Mom waved as I ducked my head down below the passenger side window, so no one could see that I was being dropped off by an actual parent. At 13 years old, I was obviously old enough to drive myself, or at least make it appear that I had arrived to this dance as if by magic. Perhaps I even got a ride from a creepy high school dude named Dusty or Rusty or Kurt, because that was totally possible, too. I mean, I’d just changed out the elastics on my braces to an older, more mature shade of teal. My orthodontia brought all the boys to the yard.
Because I refused to wear any sort of jacket or be seen with something as stupid as an umbrella, my hair was already frizzing around my multicolored butterfly clips and my flared jeans were soaked through by the time I arrived inside. The lobby, so boring and familiar during the school day, became a whir of high-pitched chatter, incessant hugging, and obscene amounts of cotton candy body spray. Hugs were exchanged, compliments were cooed, crushes were spotted, and plans were hatched. We bounced into the dark cafeteria, which promised many more possibilities than chop suey or cheeseburgers on a night like this.

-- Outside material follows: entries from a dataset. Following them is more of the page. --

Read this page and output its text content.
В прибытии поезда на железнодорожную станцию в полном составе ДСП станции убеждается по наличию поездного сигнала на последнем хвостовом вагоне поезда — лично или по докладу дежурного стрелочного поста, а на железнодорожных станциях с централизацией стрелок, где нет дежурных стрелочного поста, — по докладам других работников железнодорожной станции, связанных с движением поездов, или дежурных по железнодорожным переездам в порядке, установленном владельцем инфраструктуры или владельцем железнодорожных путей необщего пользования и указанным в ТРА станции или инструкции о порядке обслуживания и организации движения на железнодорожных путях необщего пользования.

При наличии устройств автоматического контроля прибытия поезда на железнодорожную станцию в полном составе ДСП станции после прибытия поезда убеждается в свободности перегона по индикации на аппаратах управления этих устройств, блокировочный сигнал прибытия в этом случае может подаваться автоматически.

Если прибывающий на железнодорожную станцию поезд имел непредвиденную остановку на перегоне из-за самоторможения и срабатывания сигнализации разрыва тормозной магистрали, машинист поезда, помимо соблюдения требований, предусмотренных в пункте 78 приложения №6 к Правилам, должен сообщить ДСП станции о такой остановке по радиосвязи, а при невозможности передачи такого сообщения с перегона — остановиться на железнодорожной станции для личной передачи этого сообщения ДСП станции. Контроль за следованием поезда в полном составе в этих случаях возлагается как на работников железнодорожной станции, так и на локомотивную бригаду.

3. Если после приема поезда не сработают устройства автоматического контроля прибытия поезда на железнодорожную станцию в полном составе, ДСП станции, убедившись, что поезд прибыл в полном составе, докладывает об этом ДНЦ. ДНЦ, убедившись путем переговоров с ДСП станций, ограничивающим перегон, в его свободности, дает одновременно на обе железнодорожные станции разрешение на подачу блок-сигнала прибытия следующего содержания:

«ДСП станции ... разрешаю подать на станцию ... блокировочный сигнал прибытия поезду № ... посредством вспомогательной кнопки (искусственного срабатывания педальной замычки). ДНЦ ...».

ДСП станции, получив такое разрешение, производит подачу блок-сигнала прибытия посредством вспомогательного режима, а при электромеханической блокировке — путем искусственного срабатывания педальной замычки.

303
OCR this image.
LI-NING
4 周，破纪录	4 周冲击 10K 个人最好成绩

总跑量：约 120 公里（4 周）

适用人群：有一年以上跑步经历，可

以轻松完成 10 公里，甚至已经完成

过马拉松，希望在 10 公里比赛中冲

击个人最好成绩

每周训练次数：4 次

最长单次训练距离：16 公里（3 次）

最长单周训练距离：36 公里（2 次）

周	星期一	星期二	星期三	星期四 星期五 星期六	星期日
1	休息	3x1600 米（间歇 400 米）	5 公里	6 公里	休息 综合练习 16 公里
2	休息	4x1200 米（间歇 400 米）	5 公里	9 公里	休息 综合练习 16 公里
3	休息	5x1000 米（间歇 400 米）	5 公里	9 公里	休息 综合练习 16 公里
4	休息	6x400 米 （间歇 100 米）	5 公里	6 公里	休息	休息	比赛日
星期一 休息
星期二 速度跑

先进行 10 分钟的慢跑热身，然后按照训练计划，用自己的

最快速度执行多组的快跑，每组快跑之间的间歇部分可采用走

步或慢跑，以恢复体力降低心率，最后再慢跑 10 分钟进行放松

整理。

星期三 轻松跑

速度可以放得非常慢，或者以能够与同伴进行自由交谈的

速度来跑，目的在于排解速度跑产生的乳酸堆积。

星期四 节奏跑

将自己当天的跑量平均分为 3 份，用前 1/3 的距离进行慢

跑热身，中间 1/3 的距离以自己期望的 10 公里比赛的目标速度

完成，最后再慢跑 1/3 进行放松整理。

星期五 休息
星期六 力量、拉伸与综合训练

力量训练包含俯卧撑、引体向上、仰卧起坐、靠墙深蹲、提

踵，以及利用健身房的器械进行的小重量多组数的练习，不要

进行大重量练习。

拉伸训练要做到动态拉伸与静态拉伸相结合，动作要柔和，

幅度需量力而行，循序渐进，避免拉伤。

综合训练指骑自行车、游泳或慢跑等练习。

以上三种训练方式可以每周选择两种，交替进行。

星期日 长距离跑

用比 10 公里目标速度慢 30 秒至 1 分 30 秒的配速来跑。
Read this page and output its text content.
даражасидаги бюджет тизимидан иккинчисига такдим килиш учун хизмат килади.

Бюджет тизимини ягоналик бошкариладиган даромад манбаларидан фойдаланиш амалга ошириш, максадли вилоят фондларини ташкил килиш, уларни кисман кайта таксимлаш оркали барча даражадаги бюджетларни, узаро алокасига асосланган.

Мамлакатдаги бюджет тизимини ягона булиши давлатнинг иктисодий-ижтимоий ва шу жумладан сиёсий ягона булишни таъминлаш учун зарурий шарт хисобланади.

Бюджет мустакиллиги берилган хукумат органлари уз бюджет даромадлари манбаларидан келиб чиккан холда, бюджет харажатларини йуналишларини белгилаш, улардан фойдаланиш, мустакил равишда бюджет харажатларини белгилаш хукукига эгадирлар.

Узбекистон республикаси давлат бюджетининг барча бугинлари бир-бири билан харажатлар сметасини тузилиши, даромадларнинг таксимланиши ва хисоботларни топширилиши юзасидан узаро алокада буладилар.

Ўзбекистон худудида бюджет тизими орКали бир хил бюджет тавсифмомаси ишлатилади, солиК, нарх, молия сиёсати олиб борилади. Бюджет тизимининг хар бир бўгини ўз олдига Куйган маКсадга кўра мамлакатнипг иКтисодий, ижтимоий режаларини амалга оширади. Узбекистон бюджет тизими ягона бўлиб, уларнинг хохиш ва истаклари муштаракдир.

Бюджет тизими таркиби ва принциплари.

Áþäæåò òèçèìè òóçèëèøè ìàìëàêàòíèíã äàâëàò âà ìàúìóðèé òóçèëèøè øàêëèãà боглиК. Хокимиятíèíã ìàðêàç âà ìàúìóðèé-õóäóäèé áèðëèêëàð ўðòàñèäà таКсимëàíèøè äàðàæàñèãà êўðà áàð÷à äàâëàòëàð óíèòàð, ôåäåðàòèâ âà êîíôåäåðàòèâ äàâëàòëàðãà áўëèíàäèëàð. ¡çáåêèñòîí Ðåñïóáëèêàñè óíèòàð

The DJ was both a teacher at the school and the father of a girl in my class, so he knew just what we sweaty, hormonal little gremlins wanted to hear. First, we lamented those triflin‘ scrubs with TLC. Then, without any transition, we were suddenly scatting and grunting to Korn’s “Freak on a Leash.” And as the ominous first notes of DMX’s “Ruff Ryder’s Anthem” – the radio edit – began to play, we launched our favorite familiar chant: “Stop! Drop! Shut ‘em down, open up shop!” We hadn’t the slightest idea what we were stopping, why we were dropping, who we were shutting down, nor how to open up shop, but we trusted that DMX did. We also learned that snitches wanna lie. I still pity the poor teachers that got suckered into chaperoning our obnoxious asses.
In between taking unnecessary bathroom trips in packs of eight, where we gossiped about who had brought the vodka-filled water bottle that was being passed around, hush-hush slow dance arrangements were quietly taking place. “Um, Matt wants to know if you’ll dance with him,” a courier approached and whispered to me as Savage Garden’s “I Knew I Loved You” began playing. I surveyed the shy guy behind him and while I most definitely didn’t dream him into life, a dance couldn’t hurt. “Sure,” I mumbled, and with that, a figure was pushed out of the shadows and into my outstretched arms. We spent the next three minutes making small talk about how much we hated the song. Shuffling clumsily in a circle at an uncomfortable distance from each other, our friends urged us to make out from the sidelines. As soon as the song ended, we turned away, giggling to our posse. This wouldn’t be spoken of on Monday.
By this point, my face was sufficiently sweat-streaked and red from jumping around to “Livin’ La Vida Loca” and my ill-fitting purple RAVE top was clinging for dear life to my frame. This meant only one thing: it was time to go home.
If you weren’t “going out” with anyone (read: walking them to the bus and stealing kisses during movies in class) and didn’t make it out of the cafeteria before the last song… well, lord have mercy on your soul. Unless you were a middle school dance virgin in my small New Hampshire town, you knew that Led Zeppelin’s “Stairway to Heaven” always marked the end of the evening. Like the zombies encroaching at the end of the “Thriller” video, the great unwashed miscreants came out of the shadows and ravenously searched for a gal to grope and breathe heavily on during the song that never ended. I’d learned this at the first dance and vowed never to stick around that long again.
Though, come to think of closing time at the bar these days, I guess my 13-year-old self was smarter than I give her credit for.